Core Concepts
This paper proposes a novel visual gyroscope method that combines an analytical approach to compute spherical moments coefficients with a learning-based optimization to provide efficient and accurate 3D rotation estimation from spherical images.
Abstract
The paper presents a fast visual gyroscope (FVG) approach that consists of two key components:
Analytical computation of spherical moment triplets:
The method introduces a closed-form expression to directly compute spherical moments from spherical harmonics coefficients, greatly reducing computational complexity.
To address the issue of non-overlapping regions in images, a masking technique is proposed that linearly combines different orders of spherical harmonics.
Learning-based triplet optimization:
An MLP-based model is trained to optimize the type and number of masks and filters, further enhancing the accuracy of the rotation estimates.
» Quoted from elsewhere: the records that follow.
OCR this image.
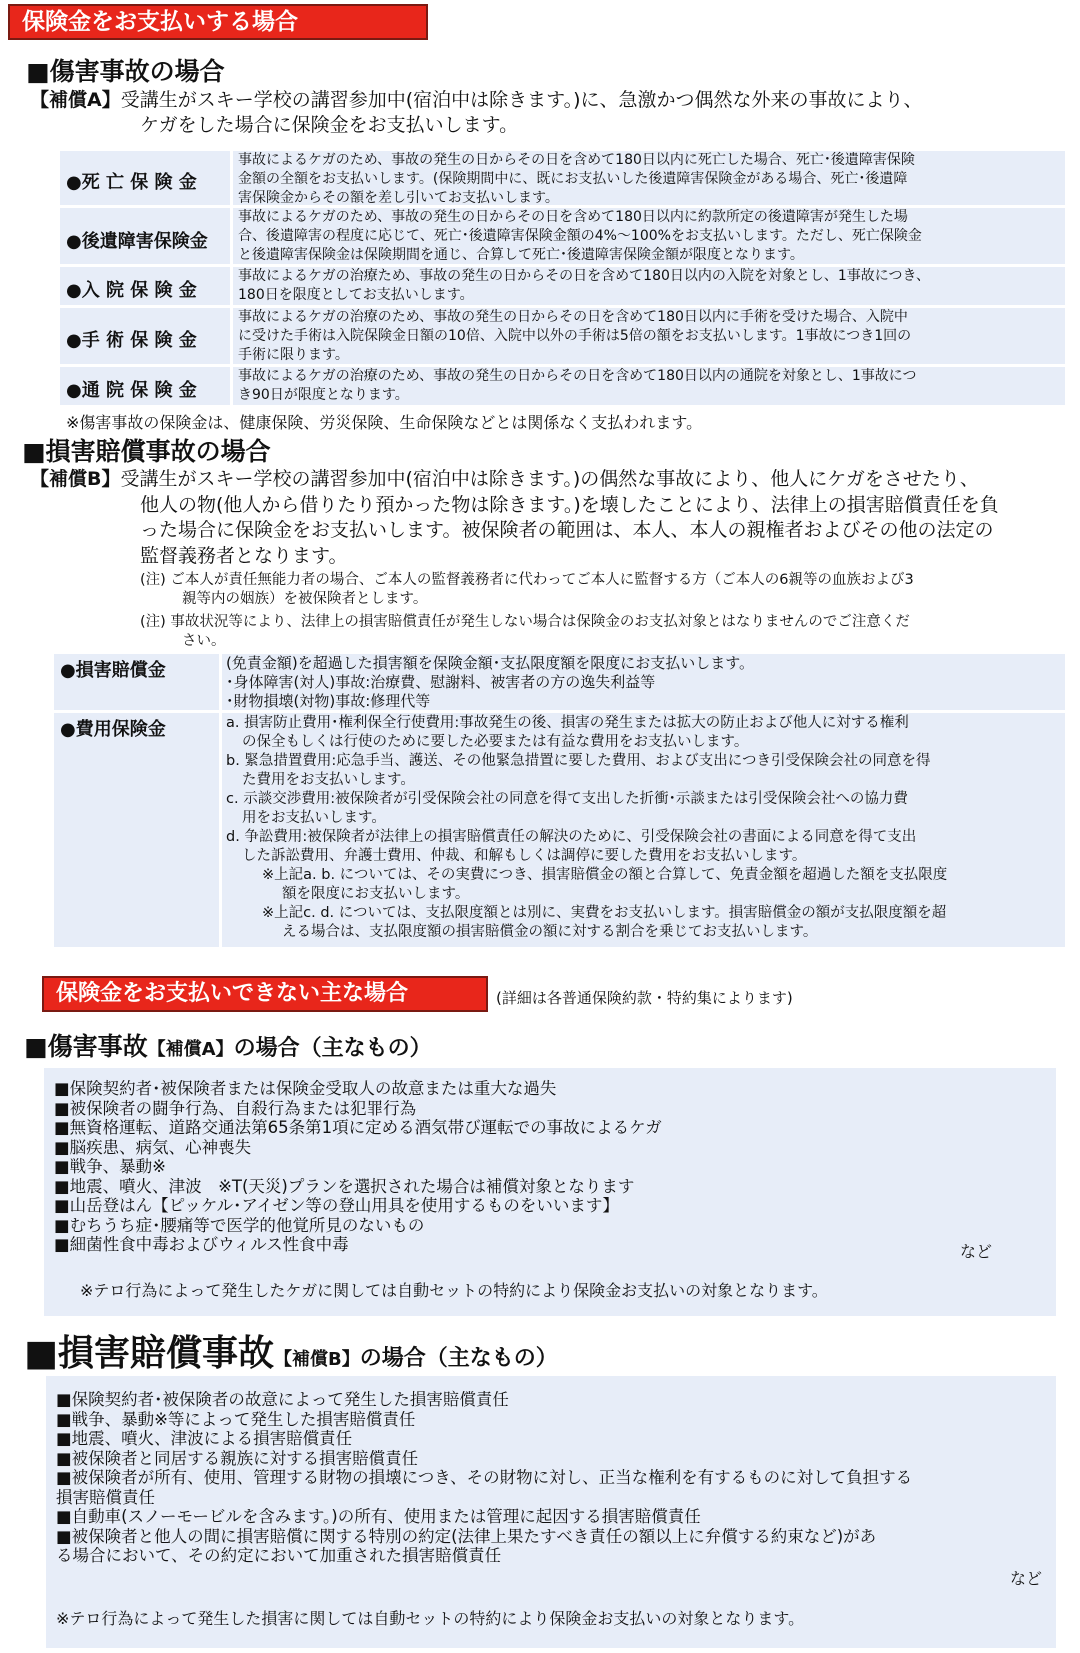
保険金をお支払いする場合
■傷害事故の場合
【補償A】受講生がスキー学校の講習参加中(宿泊中は除きます。)に、急激かつ偶然な外来の事故により、
ケガをした場合に保険金をお支払いします。
●死 亡 保 険 金
事故によるケガのため、事故の発生の日からその日を含めて180日以内に死亡した場合、死亡･後遺障害保険
金額の全額をお支払いします。(保険期間中に、既にお支払いした後遺障害保険金がある場合、死亡･後遺障
害保険金からその額を差し引いてお支払いします。
●後遺障害保険金
事故によるケガのため、事故の発生の日からその日を含めて180日以内に約款所定の後遺障害が発生した場
合、後遺障害の程度に応じて、死亡･後遺障害保険金額の4%～100%をお支払いします。ただし、死亡保険金
と後遺障害保険金は保険期間を通じ、合算して死亡･後遺障害保険金額が限度となります。
●入 院 保 険 金
事故によるケガの治療ため、事故の発生の日からその日を含めて180日以内の入院を対象とし、1事故につき、
180日を限度としてお支払いします。
●手 術 保 険 金
事故によるケガの治療のため、事故の発生の日からその日を含めて180日以内に手術を受けた場合、入院中
に受けた手術は入院保険金日額の10倍、入院中以外の手術は5倍の額をお支払いします。1事故につき1回の
手術に限ります。
●通 院 保 険 金
事故によるケガの治療のため、事故の発生の日からその日を含めて180日以内の通院を対象とし、1事故につ
き90日が限度となります。
※傷害事故の保険金は、健康保険、労災保険、生命保険などとは関係なく支払われます。
■損害賠償事故の場合
【補償B】受講生がスキー学校の講習参加中(宿泊中は除きます。)の偶然な事故により、他人にケガをさせたり、
他人の物(他人から借りたり預かった物は除きます。)を壊したことにより、法律上の損害賠償責任を負
った場合に保険金をお支払いします。被保険者の範囲は、本人、本人の親権者およびその他の法定の
監督義務者となります。
(注) ご本人が責任無能力者の場合、ご本人の監督義務者に代わってご本人に監督する方（ご本人の6親等の血族および3
親等内の姻族）を被保険者とします。
(注) 事故状況等により、法律上の損害賠償責任が発生しない場合は保険金のお支払対象とはなりませんのでご注意くだ
さい。
●損害賠償金	(免責金額)を超過した損害額を保険金額･支払限度額を限度にお支払いします。
･身体障害(対人)事故:治療費、慰謝料、被害者の方の逸失利益等
･財物損壊(対物)事故:修理代等
●費用保険金	a. 損害防止費用･権利保全行使費用:事故発生の後、損害の発生または拡大の防止および他人に対する権利
の保全もしくは行使のために要した必要または有益な費用をお支払いします。
b. 緊急措置費用:応急手当、護送、その他緊急措置に要した費用、および支出につき引受保険会社の同意を得
た費用をお支払いします。
c. 示談交渉費用:被保険者が引受保険会社の同意を得て支出した折衝･示談または引受保険会社への協力費
用をお支払いします。
d. 争訟費用:被保険者が法律上の損害賠償責任の解決のために、引受保険会社の書面による同意を得て支出
した訴訟費用、弁護士費用、仲裁、和解もしくは調停に要した費用をお支払いします。
※上記a. b. については、その実費につき、損害賠償金の額と合算して、免責金額を超過した額を支払限度
額を限度にお支払いします。
※上記c. d. については、支払限度額とは別に、実費をお支払いします。損害賠償金の額が支払限度額を超
える場合は、支払限度額の損害賠償金の額に対する割合を乗じてお支払いします。
保険金をお支払いできない主な場合	(詳細は各普通保険約款・特約集によります)
■傷害事故【補償A】の場合（主なもの）
■保険契約者･被保険者または保険金受取人の故意または重大な過失
■被保険者の闘争行為、自殺行為または犯罪行為
■無資格運転、道路交通法第65条第1項に定める酒気帯び運転での事故によるケガ
■脳疾患、病気、心神喪失
■戦争、暴動※
■地震、噴火、津波　※T(天災)プランを選択された場合は補償対象となります
■山岳登はん【ピッケル･アイゼン等の登山用具を使用するものをいいます】
■むちうち症･腰痛等で医学的他覚所見のないもの
■細菌性食中毒およびウィルス性食中毒	など
※テロ行為によって発生したケガに関しては自動セットの特約により保険金お支払いの対象となります。
■損害賠償事故【補償B】の場合（主なもの）
■保険契約者･被保険者の故意によって発生した損害賠償責任
■戦争、暴動※等によって発生した損害賠償責任
■地震、噴火、津波による損害賠償責任
■被保険者と同居する親族に対する損害賠償責任
■被保険者が所有、使用、管理する財物の損壊につき、その財物に対し、正当な権利を有するものに対して負担する
損害賠償責任
■自動車(スノーモービルを含みます。)の所有、使用または管理に起因する損害賠償責任
■被保険者と他人の間に損害賠償に関する特別の約定(法律上果たすべき責任の額以上に弁償する約束など)があ
る場合において、その約定において加重された損害賠償責任
など
※テロ行為によって発生した損害に関しては自動セットの特約により保険金お支払いの対象となります。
The MLP takes the raw rotation estimates from the analytical solution as input and learns to refine them.
The training process includes techniques like decaying learning rate, SWA, and Adam optimizer to improve convergence and generalization.
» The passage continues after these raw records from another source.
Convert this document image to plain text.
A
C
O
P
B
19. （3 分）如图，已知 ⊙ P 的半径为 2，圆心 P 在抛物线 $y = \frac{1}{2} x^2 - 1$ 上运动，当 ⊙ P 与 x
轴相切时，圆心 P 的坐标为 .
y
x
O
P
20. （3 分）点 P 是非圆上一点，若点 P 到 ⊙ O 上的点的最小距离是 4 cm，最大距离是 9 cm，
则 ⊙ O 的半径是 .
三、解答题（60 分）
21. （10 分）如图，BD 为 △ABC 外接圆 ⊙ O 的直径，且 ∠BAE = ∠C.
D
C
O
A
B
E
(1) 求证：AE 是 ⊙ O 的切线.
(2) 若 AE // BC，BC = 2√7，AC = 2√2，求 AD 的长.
The proposed FVG approach is evaluated on a simulated dataset, demonstrating superior performance compared to a baseline visual gyroscope method in terms of accuracy and robustness. The paper emphasizes the advantages of integrating machine learning to optimize analytical solutions for visual gyroscopes, and discusses potential applications in computer vision, robotics, and augmented reality.
Stats
The paper reports that the proposed FVG method can be implemented with 100 masks and takes only 20 milliseconds to apply all masks.
Quotes
"The proposed fast visual gyroscope (FVG) approach consists of two parts: an analytical solution from the Procrustes analysis of two sets of triplets from different images, and an additional optimization method that uses machine learning to optimize the final rotation estimations."
"Our approach offers a faster and more accurate computation of rotation estimates thanks to the efficiency gain from the new analytical step and the accuracy gain from the learning-based optimization of rotation estimates."